Marshfield has a strict “No Wake” policy, meaning that boats should not be travelling greater than 6 miles per hour while in the North and South rivers. The first offense for breaking the “No Wake” policy is a $150 fine, with $250 for the second and $300 for the third.

“People need to also remember that excessive speed and wake is arrestable,” said Marshfield Police Chief Phil Tavares. “Everything on the ocean is arrestable under Chapter 90B, so in an extreme case, not only would they potentially get a fine but they can also get arrested.”

Dimeo said high speed boating can easily create dangerous situations.

“You’re always responsible for your wake,” Dimeo said. “If you’re in the North or South river going fast, and there’s a person on a floater or a child on a small craft and your wake knocks them over, they fall in the water hit their head, you can be held liable for that. That’s going to be turned into a criminal offense.”

Dimeo said the main method of enforcement is through education.

“We don’t issue a lot of tickets,” he said. “We try to educate people first, rather than hit them in their wallet, no different than a cruiser on the side of the road slowing people down. They’re out there to have fun. If you give somebody a $150, $300 ticket, it puts a bad taste in their mouth. Boating in New England is seasonal to begin with, so if you’re able to just educate them, those are the things that keep people alive.”

Tavares added that drinking on a boat also violates Marshfield’s public drinking bylaw.

The new F.A.C.T.S. banner also reminds boaters that while recreational marijuana is legal in Massachusetts, it becomes illegal the moment it is taken on a boat, because the waters are monitored by the Coast Guard, a federal agency, and the drug remains illegal at that level.

Dimeo said he wants residents to enjoy the waterways and the season, and that he and his crews are there with a specific purpose.

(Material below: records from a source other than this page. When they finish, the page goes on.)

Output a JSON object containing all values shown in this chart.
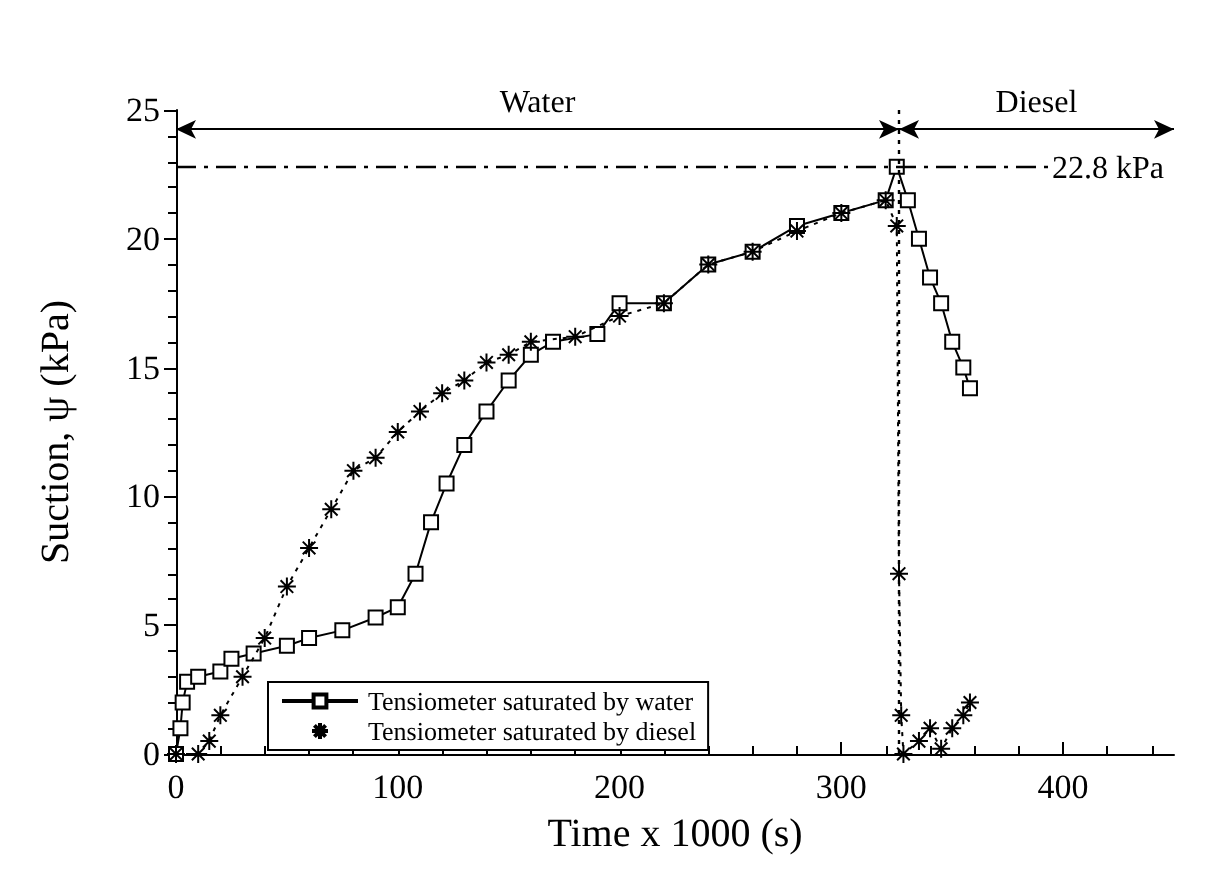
{
  "chart_data": {
    "type": "line",
    "xlabel": "Time x 1000 (s)",
    "ylabel": "Suction, ψ (kPa)",
    "xlim": [
      0,
      450
    ],
    "xticks": [
      0,
      100,
      200,
      300,
      400
    ],
    "ylim": [
      0,
      25
    ],
    "yticks": [
      0,
      5,
      10,
      15,
      20,
      25
    ],
    "grid": false,
    "legend": "bottom left",
    "series": [
      {
        "name": "Tensiometer saturated by water",
        "color": "#000000",
        "marker": "square",
        "line_style": "solid",
        "x": [
          0,
          2,
          3,
          5,
          10,
          20,
          25,
          35,
          50,
          60,
          75,
          90,
          100,
          108,
          115,
          122,
          130,
          140,
          150,
          160,
          170,
          190,
          200,
          220,
          240,
          260,
          280,
          300,
          320,
          325,
          330,
          335,
          340,
          345,
          350,
          355,
          358
        ],
        "values": [
          0,
          1,
          2,
          2.8,
          3,
          3.2,
          3.7,
          3.9,
          4.2,
          4.5,
          4.8,
          5.3,
          5.7,
          7,
          9,
          10.5,
          12,
          13.3,
          14.5,
          15.5,
          16,
          16.3,
          17.5,
          17.5,
          19,
          19.5,
          20.5,
          21,
          21.5,
          22.8,
          21.5,
          20,
          18.5,
          17.5,
          16,
          15,
          14.2
        ]
      },
      {
        "name": "Tensiometer saturated by diesel",
        "color": "#000000",
        "marker": "cross",
        "line_style": "dotted",
        "x": [
          0,
          10,
          15,
          20,
          30,
          40,
          50,
          60,
          70,
          80,
          90,
          100,
          110,
          120,
          130,
          140,
          150,
          160,
          180,
          200,
          220,
          240,
          260,
          280,
          300,
          320,
          325,
          326,
          327,
          328,
          335,
          340,
          345,
          350,
          355,
          358
        ],
        "values": [
          0,
          0,
          0.5,
          1.5,
          3,
          4.5,
          6.5,
          8,
          9.5,
          11,
          11.5,
          12.5,
          13.3,
          14,
          14.5,
          15.2,
          15.5,
          16,
          16.2,
          17,
          17.5,
          19,
          19.5,
          20.3,
          21,
          21.5,
          20.5,
          7,
          1.5,
          0,
          0.5,
          1,
          0.2,
          1,
          1.5,
          2
        ]
      }
    ],
    "ref_lines": [
      {
        "axis": "y",
        "value": 22.8,
        "label": "22.8 kPa",
        "line_style": "dashed"
      },
      {
        "axis": "x",
        "value": 326,
        "line_style": "dotted"
      }
    ],
    "annotations": [
      "Water",
      "Diesel"
    ]
  }
}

“We’re mainly out there for safety reasons,” he said. “We’re making sure people aren’t bow riding, making sure people have enough life jackets on board and are operating properly, that they’re not zigzagging wakes or jumping wakes, putting people at risk.”

Cruz agreed.

“We hope that the banner will be a good reminder for the individuals before they put their boats in to head out and have some fun,” Cruz said.